10 months ago I had a daughter. She is the very best thing I have ever done with my life, and I still marvel each and every day that she is actually mine. Despite the fact that I grew her and pushed her out into the world, I still don’t at all believe it. (Possibly because the first few hours after her birth are a total and utter medical haze mystery…regardless, I got nothing). I could talk about her for weeks and it wouldn’t even begin to tell the world everything I want to say about her. How her smile lights up every cell in my body. How after she goes to bed, I look through pictures from the day because I miss her.

For 9 years I’ve been in and out of hospitals, sliced and diced so many times that I run out of spaces on medical forms that ask for a surgical history. Each time falling into a drug induced slumber and waking up disoriented and in pain. Each time leaving with a laundry list of post op instructions, drains, stitches and empty spaces where organs once lived. 

Do you know what I left with this time?
A duffel bag of mesh underwear, a sitz bath, and my daughter. 

That’s all you really need to know.

I detest the phrase “everything happens for a reason” with pretty much every fiber of my being, but I do think life has a way of handing us what we need, when we need it, IF we are available to see it. 

After moving heaven and earth to avoid passing along my genetic mutations, my daughter came into this world with a gastrointestinal condition from the other side of her genetics. Hilarious, universe, soooo hilarious. 

She will grow out of it, and is perfectly healthy and happy with the proper management and changes to both of our diets, but had my life not turned out the way it has, I’m not sure I would have been mentally prepared to look a server in the eye and ask for a gluten-dairy-soy-egg-oat-tree nut-peanut-fish-legume-free, low residue, vegetarian meal and expect a straight face. I don’t think I would have known how to navigate physical therapy and feeding therapy and specialist appointments and insurance coverage.

Life has a certain way of rewriting your story.

But while I am exceptionally grateful for the wisdom of life experiences, how will I explain…me, someday? What will I tell her when I have to get a new pacemaker when she is 7. And 17. And 27. And, God willing, so on and so forth?

What will she think of the web of scars that cover my body? 

Will she care about my past at all? Will I be…a burden?

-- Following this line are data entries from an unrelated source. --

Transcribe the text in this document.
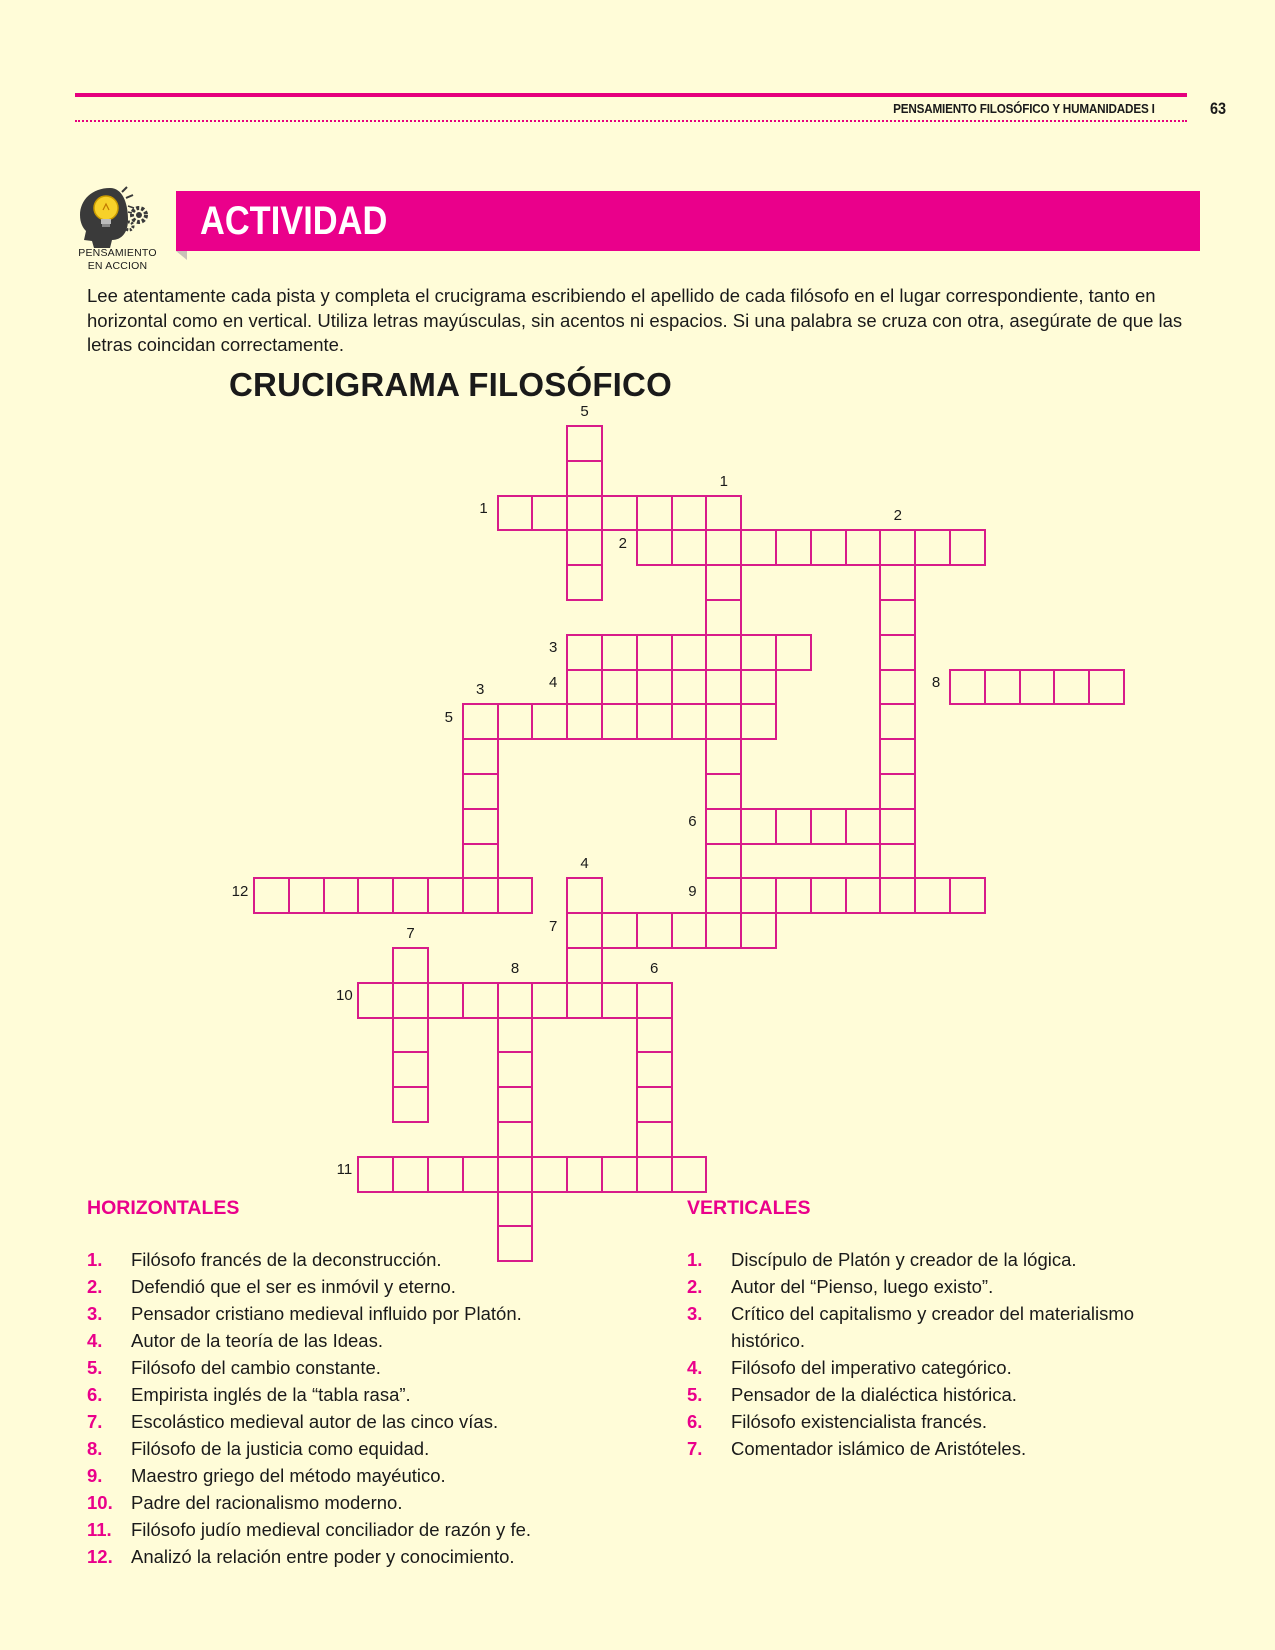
PENSAMIENTO FILOSÓFICO Y HUMANIDADES I	63
PENSAMIENTO
EN ACCION
ACTIVIDAD
Lee atentamente cada pista y completa el crucigrama escribiendo el apellido de cada filósofo en el lugar correspondiente, tanto en horizontal como en vertical. Utiliza letras mayúsculas, sin acentos ni espacios. Si una palabra se cruza con otra, asegúrate de que las letras coincidan correctamente.
CRUCIGRAMA FILOSÓFICO
1
2
3
4	8
5
6
12	9
7
10
11
5
1
2
3
4
7
8	6
HORIZONTALES
1. Filósofo francés de la deconstrucción.
2. Defendió que el ser es inmóvil y eterno.
3. Pensador cristiano medieval influido por Platón.
4. Autor de la teoría de las Ideas.
5. Filósofo del cambio constante.
6. Empirista inglés de la “tabla rasa”.
7. Escolástico medieval autor de las cinco vías.
8. Filósofo de la justicia como equidad.
9. Maestro griego del método mayéutico.
10. Padre del racionalismo moderno.
11. Filósofo judío medieval conciliador de razón y fe.
12. Analizó la relación entre poder y conocimiento.
VERTICALES
1. Discípulo de Platón y creador de la lógica.
2. Autor del “Pienso, luego existo”.
3. Crítico del capitalismo y creador del materialismo histórico.
4. Filósofo del imperativo categórico.
5. Pensador de la dialéctica histórica.
6. Filósofo existencialista francés.
7. Comentador islámico de Aristóteles.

I’ve been out of the classroom for 8 years and still miss it every single day. Every. Single. Day. Which somehow seems embarrassing to me, like I should magically just get over the expectation hangover that the career I always planned on is no longer mine and more than likely never will be. It’s been long enough that people no longer identify me as a teacher, and I wish that didn’t sting, but it does. I’m an ambivert through and through, who needs time alone to charge my battery, but also time with people to charge my soul. Working two jobs from home with a 10 month old and a furry mascot has its perks, but sanity and community are not on that list. Loneliness and exhaustion are not hats I wear well in tandem, the combination leaving me with far too much time alone with my once restrained thoughts. I’m learning, in this new season of life, to find peace with those thoughts, and learning takes time.

My story is messy and unexpected and complicated, and yet has taken me places I never would have imagined and introduced me to people I never would have met. My daughter is a product of that story and a chapter I cannot imagine my life without. I can no longer run from my story, if she is in it, and truth be told - I don’t want to.

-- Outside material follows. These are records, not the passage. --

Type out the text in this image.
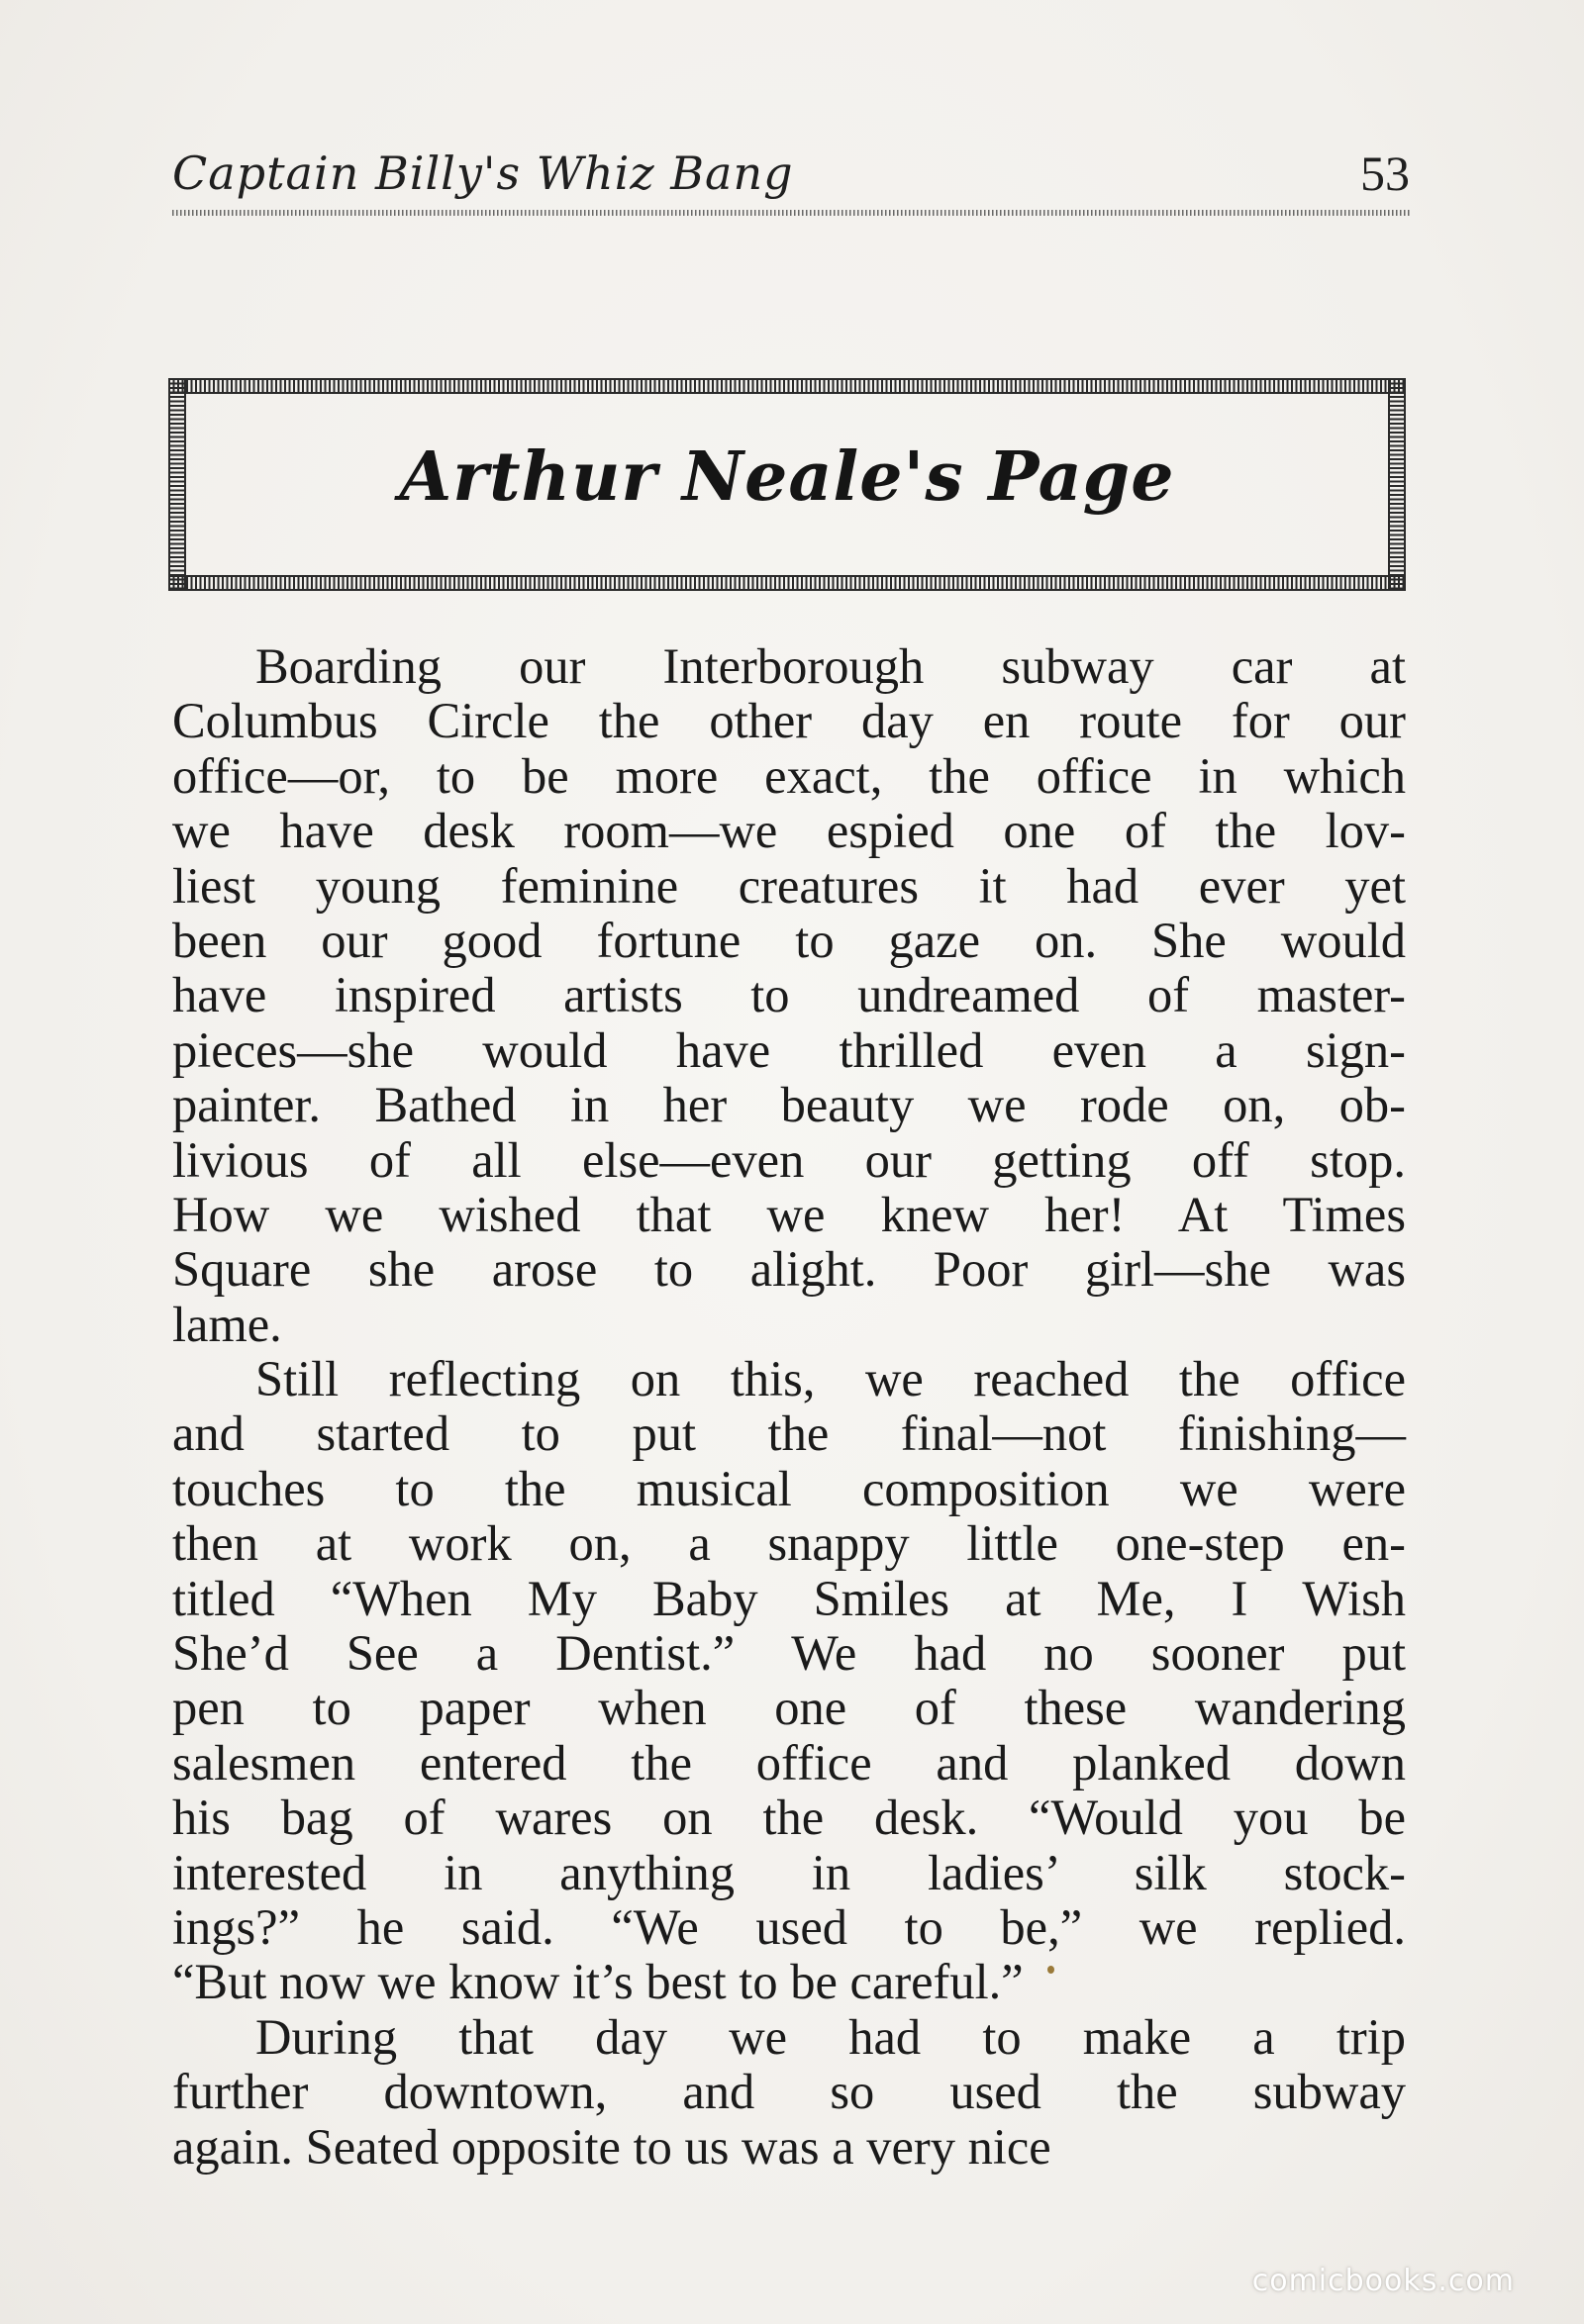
Captain Billy's Whiz Bang	53
Arthur Neale's Page
Boarding our Interborough subway car at
Columbus Circle the other day en route for our
office—or, to be more exact, the office in which
we have desk room—we espied one of the lov-
liest young feminine creatures it had ever yet
been our good fortune to gaze on. She would
have inspired artists to undreamed of master-
pieces—she would have thrilled even a sign-
painter. Bathed in her beauty we rode on, ob-
livious of all else—even our getting off stop.
How we wished that we knew her! At Times
Square she arose to alight. Poor girl—she was
lame.
Still reflecting on this, we reached the office
and started to put the final—not finishing—
touches to the musical composition we were
then at work on, a snappy little one-step en-
titled “When My Baby Smiles at Me, I Wish
She’d See a Dentist.” We had no sooner put
pen to paper when one of these wandering
salesmen entered the office and planked down
his bag of wares on the desk. “Would you be
interested in anything in ladies’ silk stock-
ings?” he said. “We used to be,” we replied.
“But now we know it’s best to be careful.”
During that day we had to make a trip
further downtown, and so used the subway
again. Seated opposite to us was a very nice
comicbooks.com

It is uncomfortable to let these questions wash over me in waves. It’s painful and scary to be reminded that my life has not played out like I planned, and my future is a big fat question mark. In this season of life, I am both blissfully happy and desperately lonely, and that needs to be ok. Some days the waves nearly topple me over, and others they just lap gently at my feet. I can fight it, or I can surrender to the best of my ability and ride the tides as they change. 

Owning my story is hard. Owning my fears and uncertainties and scariest questions is impossibly difficult, but it's time for me to rise up and make peace with the relentless current. After all, sometimes deep within the waves, you find the most precious, perfect pearl.